In our case, rounding \(k\) down is a tiny bit better. \(p(\lfloor\frac{m}{n}\cdot\ln(2)\rfloor) = 0.0499\). So a filter that’s 3.125Mb in size, along with \(4\) hash functions can check membership for an item in a dataset that has \(\approx 4,000,000\) items with a rate of about \(\approx 5\%\) false positive results.

If we have spare memory and more CPU, we can dramatically lower the probability of false positives without siginficantly affecting performance. The following table will illustrate the trade-off between probability and size + performance.

Size/4 million items Hash functions False positive
3.125Mb 4 4.99%
3.75Mb 5 2.7%
4.79Mb 6 1%
6.25Mb 8 0.25%

Optimal filter size

Now that we know how to express \(k\) in terms of \(m\) and \(n\), we can reverse our original question of false positive probability and write a fully generalized equation of which we can find the optimal ratio between the filter size to the number of items that yields the lowest false positive probability. In other words, we can ask: “How many bits per item should we use if the probability is \(\varepsilon\)?”
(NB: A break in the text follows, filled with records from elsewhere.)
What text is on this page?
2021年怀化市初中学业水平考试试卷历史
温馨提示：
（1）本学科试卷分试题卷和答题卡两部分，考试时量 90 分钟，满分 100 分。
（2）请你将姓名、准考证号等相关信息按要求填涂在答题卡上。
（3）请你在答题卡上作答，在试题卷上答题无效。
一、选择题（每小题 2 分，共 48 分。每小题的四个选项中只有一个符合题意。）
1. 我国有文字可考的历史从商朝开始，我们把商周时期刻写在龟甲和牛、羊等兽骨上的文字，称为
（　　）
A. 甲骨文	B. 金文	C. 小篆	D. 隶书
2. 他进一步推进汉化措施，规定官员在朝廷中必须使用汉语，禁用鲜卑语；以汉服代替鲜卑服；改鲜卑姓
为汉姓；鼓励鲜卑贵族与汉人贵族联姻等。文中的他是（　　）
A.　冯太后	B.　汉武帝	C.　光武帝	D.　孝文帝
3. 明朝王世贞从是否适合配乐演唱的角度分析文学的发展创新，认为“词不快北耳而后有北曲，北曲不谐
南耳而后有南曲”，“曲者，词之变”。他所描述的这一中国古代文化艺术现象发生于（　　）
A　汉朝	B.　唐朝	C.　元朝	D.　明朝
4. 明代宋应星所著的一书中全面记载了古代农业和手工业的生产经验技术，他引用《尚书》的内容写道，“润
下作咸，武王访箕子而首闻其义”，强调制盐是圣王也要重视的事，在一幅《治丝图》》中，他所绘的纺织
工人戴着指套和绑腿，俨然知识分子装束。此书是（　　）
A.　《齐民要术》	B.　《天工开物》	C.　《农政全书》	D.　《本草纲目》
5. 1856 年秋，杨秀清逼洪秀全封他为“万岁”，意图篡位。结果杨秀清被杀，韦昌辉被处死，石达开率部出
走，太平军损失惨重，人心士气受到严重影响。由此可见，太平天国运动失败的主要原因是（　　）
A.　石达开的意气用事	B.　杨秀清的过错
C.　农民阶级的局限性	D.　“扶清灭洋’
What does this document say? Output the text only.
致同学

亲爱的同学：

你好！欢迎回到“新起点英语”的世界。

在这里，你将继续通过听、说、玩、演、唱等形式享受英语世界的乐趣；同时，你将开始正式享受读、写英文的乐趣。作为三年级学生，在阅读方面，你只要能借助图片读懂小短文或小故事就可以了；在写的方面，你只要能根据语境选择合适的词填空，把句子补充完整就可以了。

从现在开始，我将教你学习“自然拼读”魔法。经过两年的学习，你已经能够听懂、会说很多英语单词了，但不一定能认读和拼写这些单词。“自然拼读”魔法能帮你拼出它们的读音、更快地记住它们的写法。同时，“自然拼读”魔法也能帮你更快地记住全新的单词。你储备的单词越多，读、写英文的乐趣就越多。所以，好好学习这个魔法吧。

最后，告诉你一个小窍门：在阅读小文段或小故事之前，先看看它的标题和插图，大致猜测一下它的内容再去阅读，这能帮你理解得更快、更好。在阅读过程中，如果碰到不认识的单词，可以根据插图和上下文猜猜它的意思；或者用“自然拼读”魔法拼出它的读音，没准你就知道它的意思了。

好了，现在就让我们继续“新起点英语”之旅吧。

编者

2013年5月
\[\large{(1-e^{\textcolor{red}{-\frac{n}{m} \cdot \ln(2)\frac{m}{n}}})^{\ln(2)\frac{m}{n}} }\]\[\large { \varepsilon = \frac{1}{2}^{\frac{\ln(2)m}{n}} }\]\[\large{ \frac{1}{2}^{\textcolor{blue}{\log_\frac{1}{2}(\varepsilon)}} = \frac{1}{2}^{\textcolor{blue}{\ln(2)\frac{m}{n}}} }\]\[\large{ log_\frac{1}{2}(\varepsilon) = \ln(2)\frac{m}{n} }\]

Finally, let’s rearrange it, to get the ratio of bits per item (\(\frac{m}{n}\)).

\[\large{ \frac{m}{n} = \frac{\log_\frac{1}{2}(\varepsilon)}{\ln(2)} }\]

Final Calculation

What makes the expression above so powerful, is that it’s completely detached from actual sizes. For example, we can generally ask how many bits per item should we use in order to have a Bloom filter that has \(1\%\) probability of false positives (assuming we will use the optimal number of hash functions).

\[\large{ \frac{\log_\frac{1}{2}(0.01)}{\ln(2)} = 9.585... }\]

So if our dataset has 4 million items, that optimal number of bits in our filter is:

\[\large{ 4\times10^6 \cdot 9.585... = 38,340,233.5 }\]

Rounding the result, our filter size should be roughly 4.79Mb in size. We can plug these numbers to our expression for optimal number of hash functions:

\[\large{ \lfloor \ln(2) \cdot \frac{38,340,233}{4,000,000} \rfloor = 6 }\]

A filter of \(38,340,233\) bits (~4.79Mb) with \(6\) hash functions, can check membership of items against a dataset with \(4,000,000\) items. All with a false positive rate of about 1%, that’s quite impressive.

Summary

Using elegant math, we designed a process that predicts items’ membership in an extensive dataset with an outstanding 1% false positive rate. With just a few megabytes and a small set of non-cryptographic hash functions, it’s easy to see the usefulness of a Bloom filter, especially in BigData systems that provide free text-based searches in enormous datasets.

I will leave you with a final thought and a small exercise. You may have already realized that we cannot remove bits from a Bloom filter since multiple items can share the same bits. How can we represent deleted items using a Bloom filter?